Monday 22 March 2010

New Robot Teacher Bringing Their Robot Culture into Korean Classrooms


Hi. I'm Chung Moon Jung. I'm an English teacher in a town near Busan, and for two years now, I have been working side by side with a Robot English teacher. While everybody in Korea wants a good education for their children, and English skill is crucial to achieving the universal dream of a good education for children, I am sorry to say I have been completely disillusioned with the Robot Teachers brought (at great cost) into Korea by the education board.

While it seems like a perfect solution to bring robots into our schools to teach English, in fact, they are anything but perfect teachers. First of all, whenever there is a dispute of methodology, the robot takes an arrogant attitude toward Korean education methods, and automatically assumes its own methods are superior, simply because it is a robot, and comes from a factory, rather than growing up in Korea, like I did. If I challenge it on the cultural differences between the ways of teaching the children are accustomed to, and the methods it wants to introduce, it just huffs, “That’s just my programming,” and ignores the fact that the students are confused. This arrogance and ignorance of Korean culture shows itself in other ways, as well.

The students often find it cold and difficult to relate to: it lacks the basic affection and warmth for students that are essential for a good teaching relationship. For example, I am tender and intimate toward my students, and I know how to judiciously use the love stick in order to demonstrate my care for the students. I also know when to stop using the love stick, and to repair hurt feelings with my affection stick. But when a student was unruly in the robot’s class, it peeled his skin off like an overripe pear, without even a second warning!

The robot also has trouble getting along with the rest of the staff. It often seems aloof and unfriendly, even to the supervisor, and it never comes out to staff dinners with us, denying us the barest opportunity to get to know it. It has never made even the barest effort to ask about Korean culture or language, displays ignorance or disinterest in Korean food and history. It insists that we speak its own language, even though it is very difficult for most teachers on staff to understand how to properly install Active-X controls, much less communicate in 1’s and 0’s. When it is dissatisfied with its living space - the closet where we lock it over night - it stops working completely, and refuses to perform even basic duties. This seems to be its passive aggressive way of insisting we fix the water leak in that closet, but it is insensitive to the Korean communication style of asking indirectly for service and repairs to its free housing, along the proper Korean channels.
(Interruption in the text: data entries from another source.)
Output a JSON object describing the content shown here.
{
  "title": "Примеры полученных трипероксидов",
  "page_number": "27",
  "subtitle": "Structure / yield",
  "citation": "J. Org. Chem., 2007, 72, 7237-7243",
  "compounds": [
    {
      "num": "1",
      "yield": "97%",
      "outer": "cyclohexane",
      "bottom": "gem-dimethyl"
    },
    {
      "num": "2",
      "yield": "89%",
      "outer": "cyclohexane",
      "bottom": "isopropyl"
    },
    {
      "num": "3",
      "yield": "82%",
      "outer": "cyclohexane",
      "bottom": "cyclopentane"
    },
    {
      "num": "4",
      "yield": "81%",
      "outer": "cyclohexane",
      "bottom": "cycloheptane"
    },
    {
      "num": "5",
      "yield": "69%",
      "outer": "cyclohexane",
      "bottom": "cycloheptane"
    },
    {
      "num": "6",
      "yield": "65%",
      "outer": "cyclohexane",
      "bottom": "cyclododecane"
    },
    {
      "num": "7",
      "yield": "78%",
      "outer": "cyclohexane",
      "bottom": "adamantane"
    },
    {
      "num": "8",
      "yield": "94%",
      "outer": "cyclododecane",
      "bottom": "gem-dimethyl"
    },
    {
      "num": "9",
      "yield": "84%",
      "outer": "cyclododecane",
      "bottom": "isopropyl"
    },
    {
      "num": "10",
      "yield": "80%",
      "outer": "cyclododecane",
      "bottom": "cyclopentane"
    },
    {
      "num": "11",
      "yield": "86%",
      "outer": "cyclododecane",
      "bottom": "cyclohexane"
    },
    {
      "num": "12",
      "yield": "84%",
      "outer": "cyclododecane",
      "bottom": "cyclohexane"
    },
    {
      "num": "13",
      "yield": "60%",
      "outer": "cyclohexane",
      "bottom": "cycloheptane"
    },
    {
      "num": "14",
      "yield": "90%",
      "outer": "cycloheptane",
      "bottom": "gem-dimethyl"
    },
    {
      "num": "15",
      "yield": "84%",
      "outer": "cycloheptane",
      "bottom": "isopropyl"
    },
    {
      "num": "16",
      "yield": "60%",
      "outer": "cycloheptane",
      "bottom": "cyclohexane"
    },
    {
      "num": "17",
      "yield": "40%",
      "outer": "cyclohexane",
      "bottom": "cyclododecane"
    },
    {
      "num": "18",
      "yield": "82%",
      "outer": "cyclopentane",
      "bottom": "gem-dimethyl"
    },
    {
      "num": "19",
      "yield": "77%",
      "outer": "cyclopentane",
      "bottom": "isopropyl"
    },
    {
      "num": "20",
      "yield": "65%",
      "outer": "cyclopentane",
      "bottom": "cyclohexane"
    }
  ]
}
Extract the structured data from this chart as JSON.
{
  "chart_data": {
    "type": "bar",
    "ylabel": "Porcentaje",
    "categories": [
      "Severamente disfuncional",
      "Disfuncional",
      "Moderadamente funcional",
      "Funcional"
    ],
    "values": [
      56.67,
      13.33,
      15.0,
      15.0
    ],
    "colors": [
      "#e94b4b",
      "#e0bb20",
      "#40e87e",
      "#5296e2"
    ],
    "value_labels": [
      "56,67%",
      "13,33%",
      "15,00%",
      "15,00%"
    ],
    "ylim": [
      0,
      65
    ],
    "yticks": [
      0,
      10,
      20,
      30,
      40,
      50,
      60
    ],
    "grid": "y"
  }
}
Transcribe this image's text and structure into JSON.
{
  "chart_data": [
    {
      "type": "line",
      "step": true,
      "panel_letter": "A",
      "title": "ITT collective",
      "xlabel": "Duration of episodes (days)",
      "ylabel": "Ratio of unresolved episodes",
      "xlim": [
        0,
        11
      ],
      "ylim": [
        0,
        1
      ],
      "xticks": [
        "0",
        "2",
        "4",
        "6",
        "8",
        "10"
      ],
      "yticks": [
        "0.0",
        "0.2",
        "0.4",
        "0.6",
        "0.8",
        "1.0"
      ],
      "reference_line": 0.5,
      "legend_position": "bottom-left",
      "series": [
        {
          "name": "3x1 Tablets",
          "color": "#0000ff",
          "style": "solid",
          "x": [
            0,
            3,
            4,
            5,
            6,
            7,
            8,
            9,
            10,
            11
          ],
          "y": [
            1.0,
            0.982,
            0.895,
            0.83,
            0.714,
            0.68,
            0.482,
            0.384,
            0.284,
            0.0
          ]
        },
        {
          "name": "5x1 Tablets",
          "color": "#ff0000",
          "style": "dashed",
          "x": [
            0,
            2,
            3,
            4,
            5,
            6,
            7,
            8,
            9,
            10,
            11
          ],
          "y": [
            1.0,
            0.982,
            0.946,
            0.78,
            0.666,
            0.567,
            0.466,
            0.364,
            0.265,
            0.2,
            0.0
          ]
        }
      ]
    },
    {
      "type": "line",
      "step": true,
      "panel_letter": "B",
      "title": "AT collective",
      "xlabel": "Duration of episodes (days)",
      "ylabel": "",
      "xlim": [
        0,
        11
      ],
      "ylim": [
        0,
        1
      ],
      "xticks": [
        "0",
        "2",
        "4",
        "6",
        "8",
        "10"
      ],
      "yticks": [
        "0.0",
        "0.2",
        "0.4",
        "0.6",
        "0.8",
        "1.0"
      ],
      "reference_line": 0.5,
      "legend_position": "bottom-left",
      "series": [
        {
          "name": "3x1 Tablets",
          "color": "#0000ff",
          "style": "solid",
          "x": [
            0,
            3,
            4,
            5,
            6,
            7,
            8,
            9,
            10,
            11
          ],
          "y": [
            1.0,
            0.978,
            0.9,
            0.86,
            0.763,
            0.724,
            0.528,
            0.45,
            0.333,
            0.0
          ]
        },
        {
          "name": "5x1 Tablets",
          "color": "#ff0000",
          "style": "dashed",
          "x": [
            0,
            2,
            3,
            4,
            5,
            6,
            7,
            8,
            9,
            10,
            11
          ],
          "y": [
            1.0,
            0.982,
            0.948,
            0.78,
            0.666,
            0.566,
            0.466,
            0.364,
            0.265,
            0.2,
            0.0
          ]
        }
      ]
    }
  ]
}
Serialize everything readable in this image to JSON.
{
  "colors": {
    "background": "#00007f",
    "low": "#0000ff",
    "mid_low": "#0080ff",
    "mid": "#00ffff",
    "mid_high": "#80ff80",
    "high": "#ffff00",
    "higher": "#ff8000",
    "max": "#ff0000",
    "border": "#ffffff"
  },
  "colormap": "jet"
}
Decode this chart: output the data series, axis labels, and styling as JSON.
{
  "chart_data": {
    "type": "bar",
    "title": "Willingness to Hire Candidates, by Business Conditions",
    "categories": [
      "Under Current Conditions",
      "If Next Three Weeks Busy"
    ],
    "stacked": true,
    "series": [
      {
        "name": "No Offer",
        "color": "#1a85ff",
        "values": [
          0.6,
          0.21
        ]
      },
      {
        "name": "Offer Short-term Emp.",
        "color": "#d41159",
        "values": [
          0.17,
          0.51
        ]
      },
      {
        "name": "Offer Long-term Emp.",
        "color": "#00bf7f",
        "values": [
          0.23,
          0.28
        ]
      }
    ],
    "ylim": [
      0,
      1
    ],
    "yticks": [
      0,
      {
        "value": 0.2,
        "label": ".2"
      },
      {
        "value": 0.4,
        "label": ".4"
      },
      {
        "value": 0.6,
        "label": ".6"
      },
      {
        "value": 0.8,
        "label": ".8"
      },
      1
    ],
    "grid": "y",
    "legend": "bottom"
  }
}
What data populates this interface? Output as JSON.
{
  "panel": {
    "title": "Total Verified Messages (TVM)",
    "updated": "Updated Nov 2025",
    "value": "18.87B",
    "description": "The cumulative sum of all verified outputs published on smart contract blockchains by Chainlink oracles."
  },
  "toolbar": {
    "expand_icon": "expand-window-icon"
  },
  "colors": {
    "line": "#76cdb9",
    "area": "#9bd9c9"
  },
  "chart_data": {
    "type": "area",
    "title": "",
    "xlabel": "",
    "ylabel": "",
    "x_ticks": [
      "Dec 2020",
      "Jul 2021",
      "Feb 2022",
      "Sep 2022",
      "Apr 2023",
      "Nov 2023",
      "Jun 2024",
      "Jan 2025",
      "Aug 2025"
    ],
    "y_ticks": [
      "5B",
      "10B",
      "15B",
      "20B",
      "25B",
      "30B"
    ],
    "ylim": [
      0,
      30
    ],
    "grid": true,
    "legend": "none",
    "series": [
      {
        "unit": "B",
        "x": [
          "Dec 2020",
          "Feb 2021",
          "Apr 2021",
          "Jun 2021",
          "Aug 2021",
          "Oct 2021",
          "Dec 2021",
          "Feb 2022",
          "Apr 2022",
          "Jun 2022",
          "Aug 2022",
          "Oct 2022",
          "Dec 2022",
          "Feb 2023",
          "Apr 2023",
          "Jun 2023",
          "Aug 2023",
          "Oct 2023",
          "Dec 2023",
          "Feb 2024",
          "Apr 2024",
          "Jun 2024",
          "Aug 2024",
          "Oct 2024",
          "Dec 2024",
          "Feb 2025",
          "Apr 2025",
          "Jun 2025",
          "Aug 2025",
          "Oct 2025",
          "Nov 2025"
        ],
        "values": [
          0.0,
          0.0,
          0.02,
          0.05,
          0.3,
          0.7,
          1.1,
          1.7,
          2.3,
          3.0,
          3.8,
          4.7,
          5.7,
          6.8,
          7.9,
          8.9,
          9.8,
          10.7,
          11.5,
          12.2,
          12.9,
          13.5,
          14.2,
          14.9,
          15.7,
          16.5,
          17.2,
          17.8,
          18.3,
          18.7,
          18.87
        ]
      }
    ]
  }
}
Worst of all, the robot seems to be bringing its robot culture into the Korean classroom: rather than sticking to its subject, the robot seems to take the classroom time as an opportunity to indoctrinate the students in robot culture, in order to make the students think and behave like it. I have noticed the students holding up blue cards when they do not understand my instructions, the way the robot does, and moving stiffly and in unison.


When the students are emotional and speak with that charming Korean up and down intonation, rather than respecting their human and Korean features, it always responds in flat monotones, until the students also behave like robots.

Worst of all, the students have been behaving in logical, calculating ways, considering options and choosing the one with the most likely positive results, rather than doing things the Korean ways that we have been doing for thousands of years: when I made Jong-seung stand in a stress position for two hours, rather than bowing his head and scraping to my authority as teacher, his parents filed a complaint to the Board of Education’s discipline advisory board, and I am now under investigation, all because this robot has been teaching students to reject Korean ways and Korean culture, and embrace strange, foreign, robotic, logical ways.

While it is true that every parent dreams of having children who speak English well, there must be a better way than bringing these abominable robots into the classroom!

4 comments:

Anonymous said...

Active X controls. nice

Ajay said...

Bravo!

"it peeled his skin off like an overripe pear, without even a second warning!".....Hilarious.

Anonymous said...

At least robot teachers won't molest students like most of the dirty foreigners in public schools at present.

- Bryan

Anonymous said...

Are you sure about that, Bryan? So far, as many foreign English teachers have been convicted for molesting Korean kids in the classroom as robots have.